AGIBOT’s booth demo focuses on three tiers of humanoid robotics: the X2 for expressive motion and HRI, the G2 for industrial manipulation, and the A2 for front-desk style service work, all framed around embodied AI rather than scripted animatronics. The core idea is a reusable perception–planning–control stack that can scale from entertainment gestures to contact-aware manipulation, with an emphasis on fast content authoring for demos and deployment. https://www.agibot.com/products/X2
On the X2, the headline is compact whole-body motion with roughly 25–30 degrees of freedom, enough for head and waist articulation, coordinated arm swings, and stable footwork while it runs choreographed routines. In the interview, new dances are described as being learned from a performer video, converted into a BVH-style motion file on an internal platform, then retargeted to the robot’s kinematic chain via inverse kinematics, timing alignment, and balance constraints so it can execute repeatably today.
The G2 segment shifts from showmanship to production constraints: precise joints, force/impedance control, and vision-driven action selection for tasks like wiping a glass panel, pick-and-place, and packing.
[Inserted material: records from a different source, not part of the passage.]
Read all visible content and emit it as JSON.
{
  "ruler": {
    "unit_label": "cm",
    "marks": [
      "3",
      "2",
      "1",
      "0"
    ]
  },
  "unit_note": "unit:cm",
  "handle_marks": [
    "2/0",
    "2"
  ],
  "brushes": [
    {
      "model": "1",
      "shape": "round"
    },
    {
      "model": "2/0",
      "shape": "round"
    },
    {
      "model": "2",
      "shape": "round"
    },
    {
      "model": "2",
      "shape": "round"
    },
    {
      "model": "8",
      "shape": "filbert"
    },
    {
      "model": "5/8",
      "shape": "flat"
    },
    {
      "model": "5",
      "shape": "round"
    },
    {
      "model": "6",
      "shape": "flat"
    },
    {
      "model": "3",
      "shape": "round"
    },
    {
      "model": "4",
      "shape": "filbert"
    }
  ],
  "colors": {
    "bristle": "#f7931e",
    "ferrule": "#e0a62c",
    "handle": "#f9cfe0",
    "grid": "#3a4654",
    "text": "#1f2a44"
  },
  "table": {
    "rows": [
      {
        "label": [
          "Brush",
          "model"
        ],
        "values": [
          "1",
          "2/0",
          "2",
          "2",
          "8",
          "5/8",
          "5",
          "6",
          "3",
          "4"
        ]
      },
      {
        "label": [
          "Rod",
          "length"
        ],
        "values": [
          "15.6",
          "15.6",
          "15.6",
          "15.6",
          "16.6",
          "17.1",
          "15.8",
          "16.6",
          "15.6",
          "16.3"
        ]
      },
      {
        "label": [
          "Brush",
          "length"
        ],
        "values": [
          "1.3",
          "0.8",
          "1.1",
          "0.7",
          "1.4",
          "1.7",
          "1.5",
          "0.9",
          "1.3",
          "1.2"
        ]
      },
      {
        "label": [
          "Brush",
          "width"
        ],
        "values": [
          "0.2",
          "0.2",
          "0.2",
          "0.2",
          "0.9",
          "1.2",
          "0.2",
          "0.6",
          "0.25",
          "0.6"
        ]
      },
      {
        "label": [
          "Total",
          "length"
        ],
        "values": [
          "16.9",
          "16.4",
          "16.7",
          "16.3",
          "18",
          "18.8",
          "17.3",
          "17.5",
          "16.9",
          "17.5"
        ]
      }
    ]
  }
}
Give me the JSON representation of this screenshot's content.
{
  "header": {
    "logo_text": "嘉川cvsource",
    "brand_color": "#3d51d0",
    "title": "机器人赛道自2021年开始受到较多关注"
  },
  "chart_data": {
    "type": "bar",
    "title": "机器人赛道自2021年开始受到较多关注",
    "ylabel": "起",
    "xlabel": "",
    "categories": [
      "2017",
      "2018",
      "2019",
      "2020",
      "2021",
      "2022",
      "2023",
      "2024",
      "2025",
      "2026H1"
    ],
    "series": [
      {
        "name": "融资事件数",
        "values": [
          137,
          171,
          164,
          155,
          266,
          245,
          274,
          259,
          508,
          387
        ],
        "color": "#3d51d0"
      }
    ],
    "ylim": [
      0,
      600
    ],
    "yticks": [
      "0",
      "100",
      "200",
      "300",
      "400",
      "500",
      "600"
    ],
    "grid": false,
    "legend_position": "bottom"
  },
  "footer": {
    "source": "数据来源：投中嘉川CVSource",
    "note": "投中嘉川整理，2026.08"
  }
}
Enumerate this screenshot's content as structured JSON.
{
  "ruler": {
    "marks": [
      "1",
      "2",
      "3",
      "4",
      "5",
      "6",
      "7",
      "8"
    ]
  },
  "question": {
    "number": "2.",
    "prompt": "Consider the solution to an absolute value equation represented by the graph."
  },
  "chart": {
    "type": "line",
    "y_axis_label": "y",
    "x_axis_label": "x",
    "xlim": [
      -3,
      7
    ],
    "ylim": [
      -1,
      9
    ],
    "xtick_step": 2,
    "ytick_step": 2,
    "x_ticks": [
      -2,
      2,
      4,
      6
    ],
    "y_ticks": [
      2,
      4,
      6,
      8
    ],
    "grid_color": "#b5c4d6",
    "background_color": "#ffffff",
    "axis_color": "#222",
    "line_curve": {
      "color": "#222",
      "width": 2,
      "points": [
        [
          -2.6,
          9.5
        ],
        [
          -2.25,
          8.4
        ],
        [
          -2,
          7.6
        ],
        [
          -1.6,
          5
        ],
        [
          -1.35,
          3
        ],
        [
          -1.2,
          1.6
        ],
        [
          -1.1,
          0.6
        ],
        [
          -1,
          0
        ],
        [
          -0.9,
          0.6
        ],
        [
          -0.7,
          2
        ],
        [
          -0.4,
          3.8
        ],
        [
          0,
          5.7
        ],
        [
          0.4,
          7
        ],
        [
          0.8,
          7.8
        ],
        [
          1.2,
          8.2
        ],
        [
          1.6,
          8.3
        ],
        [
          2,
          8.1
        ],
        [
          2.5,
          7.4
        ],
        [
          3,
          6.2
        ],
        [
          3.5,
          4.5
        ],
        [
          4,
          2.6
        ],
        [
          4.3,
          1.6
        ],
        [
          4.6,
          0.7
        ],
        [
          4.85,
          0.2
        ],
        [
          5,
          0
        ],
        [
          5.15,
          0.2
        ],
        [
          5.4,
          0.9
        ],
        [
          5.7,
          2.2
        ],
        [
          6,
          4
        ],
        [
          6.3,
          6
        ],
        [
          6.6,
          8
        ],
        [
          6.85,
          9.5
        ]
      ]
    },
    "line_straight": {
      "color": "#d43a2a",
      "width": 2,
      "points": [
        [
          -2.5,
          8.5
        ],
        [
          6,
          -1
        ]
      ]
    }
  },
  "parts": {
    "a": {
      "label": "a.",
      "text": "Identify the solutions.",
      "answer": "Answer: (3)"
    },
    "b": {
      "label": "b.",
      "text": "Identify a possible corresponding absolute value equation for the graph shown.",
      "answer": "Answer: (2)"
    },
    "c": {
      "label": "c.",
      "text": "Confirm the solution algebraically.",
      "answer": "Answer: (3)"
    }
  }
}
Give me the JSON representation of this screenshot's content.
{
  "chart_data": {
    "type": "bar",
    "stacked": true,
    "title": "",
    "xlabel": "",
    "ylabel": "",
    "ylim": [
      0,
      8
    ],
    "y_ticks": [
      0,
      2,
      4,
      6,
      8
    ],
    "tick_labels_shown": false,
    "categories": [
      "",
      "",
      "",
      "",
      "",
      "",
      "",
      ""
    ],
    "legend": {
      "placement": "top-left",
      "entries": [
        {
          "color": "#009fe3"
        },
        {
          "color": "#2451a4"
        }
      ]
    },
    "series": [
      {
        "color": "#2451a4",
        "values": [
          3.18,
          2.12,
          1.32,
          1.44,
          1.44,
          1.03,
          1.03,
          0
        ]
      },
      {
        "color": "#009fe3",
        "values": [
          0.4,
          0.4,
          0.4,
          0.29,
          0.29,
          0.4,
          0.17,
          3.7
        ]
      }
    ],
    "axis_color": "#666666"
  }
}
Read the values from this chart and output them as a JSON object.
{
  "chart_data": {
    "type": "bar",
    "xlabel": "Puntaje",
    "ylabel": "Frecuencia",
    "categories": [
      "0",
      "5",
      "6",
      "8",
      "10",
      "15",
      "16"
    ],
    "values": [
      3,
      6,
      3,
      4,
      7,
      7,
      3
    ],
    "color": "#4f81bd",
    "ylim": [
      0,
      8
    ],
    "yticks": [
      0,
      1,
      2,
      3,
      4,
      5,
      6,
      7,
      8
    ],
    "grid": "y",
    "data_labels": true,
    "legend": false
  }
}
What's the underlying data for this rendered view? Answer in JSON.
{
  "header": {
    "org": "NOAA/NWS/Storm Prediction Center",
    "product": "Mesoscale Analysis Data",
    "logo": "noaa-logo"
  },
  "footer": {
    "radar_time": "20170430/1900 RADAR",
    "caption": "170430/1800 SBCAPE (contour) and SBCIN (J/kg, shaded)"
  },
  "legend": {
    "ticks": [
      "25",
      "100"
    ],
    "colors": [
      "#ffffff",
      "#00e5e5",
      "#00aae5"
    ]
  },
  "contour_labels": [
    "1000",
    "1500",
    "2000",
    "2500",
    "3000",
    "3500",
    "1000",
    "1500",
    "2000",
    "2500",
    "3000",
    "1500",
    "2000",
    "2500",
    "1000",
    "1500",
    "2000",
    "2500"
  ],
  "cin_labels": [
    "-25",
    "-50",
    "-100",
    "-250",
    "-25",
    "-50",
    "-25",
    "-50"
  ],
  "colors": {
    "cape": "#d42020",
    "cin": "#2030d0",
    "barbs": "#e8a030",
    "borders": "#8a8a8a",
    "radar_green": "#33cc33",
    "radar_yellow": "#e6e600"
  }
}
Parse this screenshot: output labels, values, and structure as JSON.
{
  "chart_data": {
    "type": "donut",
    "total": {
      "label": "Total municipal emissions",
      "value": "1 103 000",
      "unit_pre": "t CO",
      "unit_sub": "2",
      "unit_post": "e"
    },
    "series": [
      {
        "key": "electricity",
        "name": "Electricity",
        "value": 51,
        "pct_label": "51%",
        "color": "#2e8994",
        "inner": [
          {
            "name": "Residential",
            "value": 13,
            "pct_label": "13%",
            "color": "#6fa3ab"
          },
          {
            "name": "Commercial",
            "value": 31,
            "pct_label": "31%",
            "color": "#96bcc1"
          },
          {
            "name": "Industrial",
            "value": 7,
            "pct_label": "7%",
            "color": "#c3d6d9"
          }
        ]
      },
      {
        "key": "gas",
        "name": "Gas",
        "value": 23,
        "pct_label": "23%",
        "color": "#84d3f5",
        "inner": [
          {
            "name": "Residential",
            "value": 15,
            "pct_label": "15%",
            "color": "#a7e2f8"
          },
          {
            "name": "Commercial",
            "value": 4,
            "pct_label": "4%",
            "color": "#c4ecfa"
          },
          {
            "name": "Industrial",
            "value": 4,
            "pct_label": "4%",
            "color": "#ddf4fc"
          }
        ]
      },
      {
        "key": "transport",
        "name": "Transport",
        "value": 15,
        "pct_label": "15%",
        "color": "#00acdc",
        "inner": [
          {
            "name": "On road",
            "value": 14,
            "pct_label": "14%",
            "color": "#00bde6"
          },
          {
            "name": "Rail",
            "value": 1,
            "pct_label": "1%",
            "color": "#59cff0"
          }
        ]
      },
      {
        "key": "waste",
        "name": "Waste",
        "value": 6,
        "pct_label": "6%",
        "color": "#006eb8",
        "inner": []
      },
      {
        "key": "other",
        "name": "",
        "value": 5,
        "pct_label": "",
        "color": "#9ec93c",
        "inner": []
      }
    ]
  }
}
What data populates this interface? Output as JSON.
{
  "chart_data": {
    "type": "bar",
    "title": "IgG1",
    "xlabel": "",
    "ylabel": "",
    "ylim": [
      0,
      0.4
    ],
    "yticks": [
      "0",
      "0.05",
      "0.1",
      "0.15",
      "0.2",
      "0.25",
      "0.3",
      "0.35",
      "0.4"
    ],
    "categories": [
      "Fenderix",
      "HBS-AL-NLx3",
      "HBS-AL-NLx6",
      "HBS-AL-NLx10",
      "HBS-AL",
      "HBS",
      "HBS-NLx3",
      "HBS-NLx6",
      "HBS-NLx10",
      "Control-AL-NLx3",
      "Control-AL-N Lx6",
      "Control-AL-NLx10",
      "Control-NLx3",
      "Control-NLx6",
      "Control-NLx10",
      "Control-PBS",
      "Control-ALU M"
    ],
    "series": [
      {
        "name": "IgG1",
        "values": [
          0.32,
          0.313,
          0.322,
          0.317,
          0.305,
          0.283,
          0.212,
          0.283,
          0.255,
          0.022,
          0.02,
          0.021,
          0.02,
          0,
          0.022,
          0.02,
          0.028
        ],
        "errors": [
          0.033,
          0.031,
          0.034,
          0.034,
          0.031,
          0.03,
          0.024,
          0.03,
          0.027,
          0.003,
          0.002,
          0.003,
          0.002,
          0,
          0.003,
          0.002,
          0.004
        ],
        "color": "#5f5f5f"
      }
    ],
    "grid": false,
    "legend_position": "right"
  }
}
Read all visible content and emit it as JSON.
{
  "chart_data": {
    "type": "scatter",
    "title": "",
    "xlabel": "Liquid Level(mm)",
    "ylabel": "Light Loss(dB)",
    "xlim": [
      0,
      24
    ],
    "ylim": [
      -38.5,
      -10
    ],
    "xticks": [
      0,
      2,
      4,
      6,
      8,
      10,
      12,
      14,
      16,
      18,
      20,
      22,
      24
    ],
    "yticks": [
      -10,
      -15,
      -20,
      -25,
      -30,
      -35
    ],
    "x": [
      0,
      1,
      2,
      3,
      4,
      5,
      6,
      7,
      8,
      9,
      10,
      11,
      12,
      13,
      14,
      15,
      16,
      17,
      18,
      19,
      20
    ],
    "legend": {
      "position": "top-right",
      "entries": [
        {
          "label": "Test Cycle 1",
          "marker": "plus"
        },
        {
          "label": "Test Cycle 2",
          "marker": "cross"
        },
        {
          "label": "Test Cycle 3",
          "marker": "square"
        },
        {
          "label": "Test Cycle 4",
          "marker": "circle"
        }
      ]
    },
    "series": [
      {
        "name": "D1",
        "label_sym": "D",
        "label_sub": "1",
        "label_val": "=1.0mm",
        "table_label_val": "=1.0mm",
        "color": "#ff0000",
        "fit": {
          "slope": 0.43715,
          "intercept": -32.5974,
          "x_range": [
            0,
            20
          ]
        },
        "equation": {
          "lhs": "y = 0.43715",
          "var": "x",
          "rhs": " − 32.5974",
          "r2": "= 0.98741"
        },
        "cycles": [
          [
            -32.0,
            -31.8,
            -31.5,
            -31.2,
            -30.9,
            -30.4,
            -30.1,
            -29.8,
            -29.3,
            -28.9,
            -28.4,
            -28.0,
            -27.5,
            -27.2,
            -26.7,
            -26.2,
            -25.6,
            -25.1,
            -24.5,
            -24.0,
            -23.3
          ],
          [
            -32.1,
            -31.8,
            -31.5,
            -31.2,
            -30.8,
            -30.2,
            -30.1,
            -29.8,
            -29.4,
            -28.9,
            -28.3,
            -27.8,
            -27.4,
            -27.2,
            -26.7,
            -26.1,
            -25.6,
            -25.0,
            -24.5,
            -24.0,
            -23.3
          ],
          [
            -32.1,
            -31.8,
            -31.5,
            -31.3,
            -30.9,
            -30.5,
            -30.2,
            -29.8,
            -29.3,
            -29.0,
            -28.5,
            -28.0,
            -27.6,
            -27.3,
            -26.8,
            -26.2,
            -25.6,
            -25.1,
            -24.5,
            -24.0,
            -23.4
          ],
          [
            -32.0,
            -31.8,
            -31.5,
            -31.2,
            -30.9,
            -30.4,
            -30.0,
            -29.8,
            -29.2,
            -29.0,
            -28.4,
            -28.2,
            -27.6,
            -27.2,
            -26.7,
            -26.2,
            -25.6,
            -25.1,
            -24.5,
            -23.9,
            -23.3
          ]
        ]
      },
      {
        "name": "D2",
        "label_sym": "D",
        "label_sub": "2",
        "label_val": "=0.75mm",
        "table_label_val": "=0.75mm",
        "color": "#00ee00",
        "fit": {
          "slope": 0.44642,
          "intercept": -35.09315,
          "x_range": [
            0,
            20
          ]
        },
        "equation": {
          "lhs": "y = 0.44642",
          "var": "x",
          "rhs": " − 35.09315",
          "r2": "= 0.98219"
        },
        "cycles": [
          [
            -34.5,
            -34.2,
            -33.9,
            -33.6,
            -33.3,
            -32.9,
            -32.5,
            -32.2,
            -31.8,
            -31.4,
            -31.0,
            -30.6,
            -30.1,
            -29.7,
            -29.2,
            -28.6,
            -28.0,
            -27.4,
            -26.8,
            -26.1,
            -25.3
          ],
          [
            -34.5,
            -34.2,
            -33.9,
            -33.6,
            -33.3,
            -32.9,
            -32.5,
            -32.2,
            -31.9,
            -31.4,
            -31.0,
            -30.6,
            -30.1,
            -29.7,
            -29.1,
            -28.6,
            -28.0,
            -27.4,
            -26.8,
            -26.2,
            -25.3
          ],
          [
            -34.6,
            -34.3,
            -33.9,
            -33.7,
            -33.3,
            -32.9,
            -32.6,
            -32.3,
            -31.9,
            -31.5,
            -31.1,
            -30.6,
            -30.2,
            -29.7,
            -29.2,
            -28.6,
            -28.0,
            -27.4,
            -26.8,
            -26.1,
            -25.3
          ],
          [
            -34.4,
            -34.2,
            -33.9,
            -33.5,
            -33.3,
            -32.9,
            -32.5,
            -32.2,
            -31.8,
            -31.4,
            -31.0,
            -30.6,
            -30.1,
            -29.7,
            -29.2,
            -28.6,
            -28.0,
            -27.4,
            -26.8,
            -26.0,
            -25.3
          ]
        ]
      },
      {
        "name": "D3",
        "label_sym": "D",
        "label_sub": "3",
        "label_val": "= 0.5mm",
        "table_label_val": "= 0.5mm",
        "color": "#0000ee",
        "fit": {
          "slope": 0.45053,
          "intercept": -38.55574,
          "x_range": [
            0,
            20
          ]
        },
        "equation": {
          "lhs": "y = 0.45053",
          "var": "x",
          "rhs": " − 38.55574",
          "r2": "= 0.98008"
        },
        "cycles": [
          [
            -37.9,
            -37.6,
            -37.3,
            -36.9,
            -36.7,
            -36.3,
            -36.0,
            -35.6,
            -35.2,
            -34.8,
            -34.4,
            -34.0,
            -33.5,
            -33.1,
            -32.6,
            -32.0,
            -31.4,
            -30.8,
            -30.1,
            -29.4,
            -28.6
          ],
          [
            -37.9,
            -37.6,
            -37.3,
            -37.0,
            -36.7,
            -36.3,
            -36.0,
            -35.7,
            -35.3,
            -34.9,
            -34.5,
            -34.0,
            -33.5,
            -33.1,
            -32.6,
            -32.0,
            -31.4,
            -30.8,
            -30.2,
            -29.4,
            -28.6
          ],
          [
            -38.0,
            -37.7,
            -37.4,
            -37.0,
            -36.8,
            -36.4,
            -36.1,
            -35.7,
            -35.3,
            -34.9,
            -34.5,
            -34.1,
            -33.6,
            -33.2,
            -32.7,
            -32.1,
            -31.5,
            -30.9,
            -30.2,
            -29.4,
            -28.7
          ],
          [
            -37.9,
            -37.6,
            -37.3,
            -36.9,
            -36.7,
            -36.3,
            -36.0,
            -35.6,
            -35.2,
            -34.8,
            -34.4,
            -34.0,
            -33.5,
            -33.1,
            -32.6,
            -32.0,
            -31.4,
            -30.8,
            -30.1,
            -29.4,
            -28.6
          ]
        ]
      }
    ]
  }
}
The team says it is already deployed in China, starting as a 10-unit MVP and aiming to expand to about 120 units for a single factory, matching the direction of wheeled-humanoid manipulators optimized for uptime, payload handling, and safer close-proximity work.
A2 is presented as an interactive service robot (nicknamed Luka in the demo) aimed at proactive greeting in hotels, company lobbies, and event reception, mixing motion libraries with conversational AI. The architecture described is hybrid: local locomotion and some vision processing run on-device (a 16-core CPU plus a Jetson-class GPU), while higher-level language/vision models can be cloud-backed when connectivity allows, which is a practical fit for a noisy show floor at CES Las Vegas 2026.
Across all three robots, the interesting engineering thread is how motion libraries, multimodal perception, and safety behaviors (collision detection, compliant arms, recovery balance) are being packaged into reusable skills rather than one-off demos. If AGIBOT keeps tightening the loop between data capture, imitation/RL training, and real-world task validation, the roadmap hinted here—more dexterous manipulation, reliable handoffs like room-card delivery, and broader business scenarios—reads like a credible roadmap.